I also encourage women to see rest, boundaries and asking for help as strength, not weakness. After a major health trauma, pushing through is often no longer sustainable. True recovery comes from allowing the body to find its rhythm again, whatever form menopause takes, learning to listen to what the body is asking for.

If you could change one belief about menopause within healthcare systems, workplaces, or society at large, what would it be and why?

Menopause isn’t severe enough to be completely life-changing and a disability. It is a major biological transition that can be disabling, particularly when combined with surgical menopause, cancer history or chronic stress. When it is trivialised, women are underdiagnosed, undersupported and quietly pushed out of their careers and confidence.

If we change that belief, everything else follows. Better training, better care, better workplace support, and women no longer feeling they must suffer in silence.

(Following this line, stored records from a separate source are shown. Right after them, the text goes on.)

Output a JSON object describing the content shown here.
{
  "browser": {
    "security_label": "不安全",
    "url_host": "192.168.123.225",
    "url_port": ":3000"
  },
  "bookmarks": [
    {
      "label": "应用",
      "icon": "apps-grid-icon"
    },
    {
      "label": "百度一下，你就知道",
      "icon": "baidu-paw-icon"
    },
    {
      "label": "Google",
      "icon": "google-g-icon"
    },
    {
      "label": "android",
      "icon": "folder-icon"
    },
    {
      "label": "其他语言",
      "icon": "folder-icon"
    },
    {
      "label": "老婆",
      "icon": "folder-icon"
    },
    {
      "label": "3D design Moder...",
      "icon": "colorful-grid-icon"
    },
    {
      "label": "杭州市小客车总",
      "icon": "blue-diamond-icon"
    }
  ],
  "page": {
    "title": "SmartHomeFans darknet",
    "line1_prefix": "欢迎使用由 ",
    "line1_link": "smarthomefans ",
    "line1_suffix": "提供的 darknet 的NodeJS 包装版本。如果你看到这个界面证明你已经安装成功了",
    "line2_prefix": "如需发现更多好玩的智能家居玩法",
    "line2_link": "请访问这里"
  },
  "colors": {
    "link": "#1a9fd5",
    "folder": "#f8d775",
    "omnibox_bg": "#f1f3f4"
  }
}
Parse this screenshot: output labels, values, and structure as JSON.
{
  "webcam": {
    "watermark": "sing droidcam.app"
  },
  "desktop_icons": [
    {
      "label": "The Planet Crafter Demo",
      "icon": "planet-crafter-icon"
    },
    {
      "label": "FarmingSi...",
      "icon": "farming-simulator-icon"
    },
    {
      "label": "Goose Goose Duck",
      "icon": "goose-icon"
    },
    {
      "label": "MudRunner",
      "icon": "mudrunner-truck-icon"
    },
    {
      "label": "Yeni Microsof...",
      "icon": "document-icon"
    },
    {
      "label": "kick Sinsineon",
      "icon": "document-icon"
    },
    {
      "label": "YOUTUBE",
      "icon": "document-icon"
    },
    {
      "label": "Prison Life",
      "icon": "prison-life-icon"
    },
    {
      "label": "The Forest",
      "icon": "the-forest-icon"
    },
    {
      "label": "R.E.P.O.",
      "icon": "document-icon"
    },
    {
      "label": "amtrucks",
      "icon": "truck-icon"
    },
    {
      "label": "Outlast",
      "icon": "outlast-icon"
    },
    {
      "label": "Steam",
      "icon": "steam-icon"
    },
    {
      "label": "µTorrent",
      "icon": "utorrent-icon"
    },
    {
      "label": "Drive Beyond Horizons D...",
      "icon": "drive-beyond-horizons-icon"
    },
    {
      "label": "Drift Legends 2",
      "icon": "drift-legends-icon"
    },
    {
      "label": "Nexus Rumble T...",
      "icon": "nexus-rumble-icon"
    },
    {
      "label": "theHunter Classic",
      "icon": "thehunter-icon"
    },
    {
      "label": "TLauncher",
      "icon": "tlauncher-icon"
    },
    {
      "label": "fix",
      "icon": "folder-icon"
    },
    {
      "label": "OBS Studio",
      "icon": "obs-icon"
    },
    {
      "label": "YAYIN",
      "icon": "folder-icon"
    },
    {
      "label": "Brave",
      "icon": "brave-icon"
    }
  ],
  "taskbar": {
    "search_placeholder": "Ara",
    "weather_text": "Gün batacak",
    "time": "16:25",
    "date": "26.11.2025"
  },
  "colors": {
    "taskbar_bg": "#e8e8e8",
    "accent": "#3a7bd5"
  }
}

What becomes clear through Donna’s words is that menopause is not just a health issue, and it’s certainly not a phase women should quietly endure. It is a systemic issue that touches healthcare training, workplace culture, policy, and deeply ingrained beliefs about women’s resilience and worth. Awareness alone is not enough. Without consistent education, informed choice, and integrated support, women will continue to be dismissed, fragmented, or forced to self-fund care just to feel functional again. Donna’s work through Meno-Pause is a reminder that menopause deserves seriousness, structure, and compassion, not minimisation. When women are believed, informed, and supported to listen to their bodies rather than push through them, something shifts. Not just in symptoms, but in confidence, autonomy, and the possibility of a future that feels liveable again.